You can either backtest by hand, or use trading software to help you.  Backtesting can be very tricky, though.  Here are a few tips to help you backtest properly:

1) Make sure you include realistic costs for commissions and slippage.  I typically use $25-50 per contract per round turn trade.  My numbers are based on actual trading.  Many strategies look great with $0 commissions and/or slippage.  THESE SYSTEMS ARE FANTASY!

2) If you use backtest software, learn the tricks and pitfalls in it.  In Tradestation, for example, the default setting for limit orders will assume a limit order is filled if touched.  Traders know that in most instruments, you'll never get filled on a "touch" of your limit price.

3) Make sure you aren't "peeking" into the future.  This is really easy to do if you backtest by hand or with Excel.  An example of this would be buying today's close if tomorrow's open is up - you can;t know this in advance.

4) If your results look too good to be true, they probably are.  You either done something wrong, optimized your backtest too much, or curve fit rules to match the data.

5) Your backtest should definitely include either a significant out of sample test period, or should use walkforward backtesting.  If you don't know why this is important, make sure you research it and learn.  I guarantee that following this step alone will save you thousands.  Only the inexperienced optimize over all their data, and then start trading.

Obviously, proper backtesting is a huge topic.  I've just scratched the surface.

Next: Incubation, not just for baby chicks any more!


  1. Nice post Kevin, a back tested "system" is a must if a trader is to have long term confidence in their method.

  2. Hi Kevin, i was searching your emai address but I was unable to find it, I hope you will find the time to read these few lines.
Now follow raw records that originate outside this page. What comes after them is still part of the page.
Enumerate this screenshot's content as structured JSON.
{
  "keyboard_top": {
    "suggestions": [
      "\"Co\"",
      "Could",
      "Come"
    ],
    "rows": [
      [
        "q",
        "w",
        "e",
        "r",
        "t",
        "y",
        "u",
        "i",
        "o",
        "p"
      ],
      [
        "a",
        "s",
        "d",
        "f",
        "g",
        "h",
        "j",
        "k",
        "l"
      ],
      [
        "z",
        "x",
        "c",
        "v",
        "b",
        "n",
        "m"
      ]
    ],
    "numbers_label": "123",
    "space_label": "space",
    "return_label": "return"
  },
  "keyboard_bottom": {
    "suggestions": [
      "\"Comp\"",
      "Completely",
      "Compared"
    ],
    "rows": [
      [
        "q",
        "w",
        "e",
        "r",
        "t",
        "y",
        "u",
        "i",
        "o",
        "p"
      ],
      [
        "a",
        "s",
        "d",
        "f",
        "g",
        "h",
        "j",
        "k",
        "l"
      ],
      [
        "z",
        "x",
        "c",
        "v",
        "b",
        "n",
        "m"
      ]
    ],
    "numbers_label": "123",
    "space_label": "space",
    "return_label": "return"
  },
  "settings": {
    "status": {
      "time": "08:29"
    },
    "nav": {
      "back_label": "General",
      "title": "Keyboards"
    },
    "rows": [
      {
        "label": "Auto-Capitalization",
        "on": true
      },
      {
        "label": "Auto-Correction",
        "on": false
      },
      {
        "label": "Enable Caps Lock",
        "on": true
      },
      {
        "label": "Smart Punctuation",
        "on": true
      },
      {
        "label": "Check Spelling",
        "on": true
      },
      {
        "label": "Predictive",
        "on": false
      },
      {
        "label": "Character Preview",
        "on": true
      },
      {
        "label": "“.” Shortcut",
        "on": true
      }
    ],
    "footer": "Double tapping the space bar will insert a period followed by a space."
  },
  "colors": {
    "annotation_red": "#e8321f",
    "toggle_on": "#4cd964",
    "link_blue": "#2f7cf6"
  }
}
I have being following you in yours ups and downs. In some way they reflected mine. There is no room for Depression and embarassement. After a decade working for investment banks in uk, us and italy i have started my prop trading business and i m trying to find my path. It s hard but we love our job we do it with passion. I have just closed a slight negative month and i m negative since the beginning but i m going forward, we are going forward. I hope to be able to get in touch. You can write me at paco@77sigmatrading.com.

  3. Trin - Without confidence, things get really, really tough. Even with confidence, its not that easy.

    Skater - Thanks for the comment. Good luck with your prop trading. As you know, it is a brutally tough business!

  4. Hi Kevin - I have been using your Monte Carlo simulator for a few years now...good stuff! I was hoping you could give me some ideas for plotting out possible equity curves given a 60% win rate with profit target=stop loss at a fixed contract size and no compounding. Using Excel I have used the rand() function to scramble up a list of 100 theoretical trades and calculating a running net P/L to generate a possible equity curve, but this is slow and cumbersome. There must be a better way to simulate a large number of potential outcomes given these trading statistics and plot them on a single chart. Any suggestions? thanks for your time!

  5. Great to hear you are having fun with the Monte Carlo simulator! I use it almost everyday - it is one of the last "tollgates" I use to determine if a strategy is viable.

    Sounds like you are looking to produce a plot with say 10 or 20 or 100 different potential equity curves. If you e-mail me at kdavey@kjtradingsystems.com I can send you an example spreadsheet of that.

    You can also find online "Equity Monaco" by Tick Quest or NeoTick. It does that, and is free. It, too, is a good tool.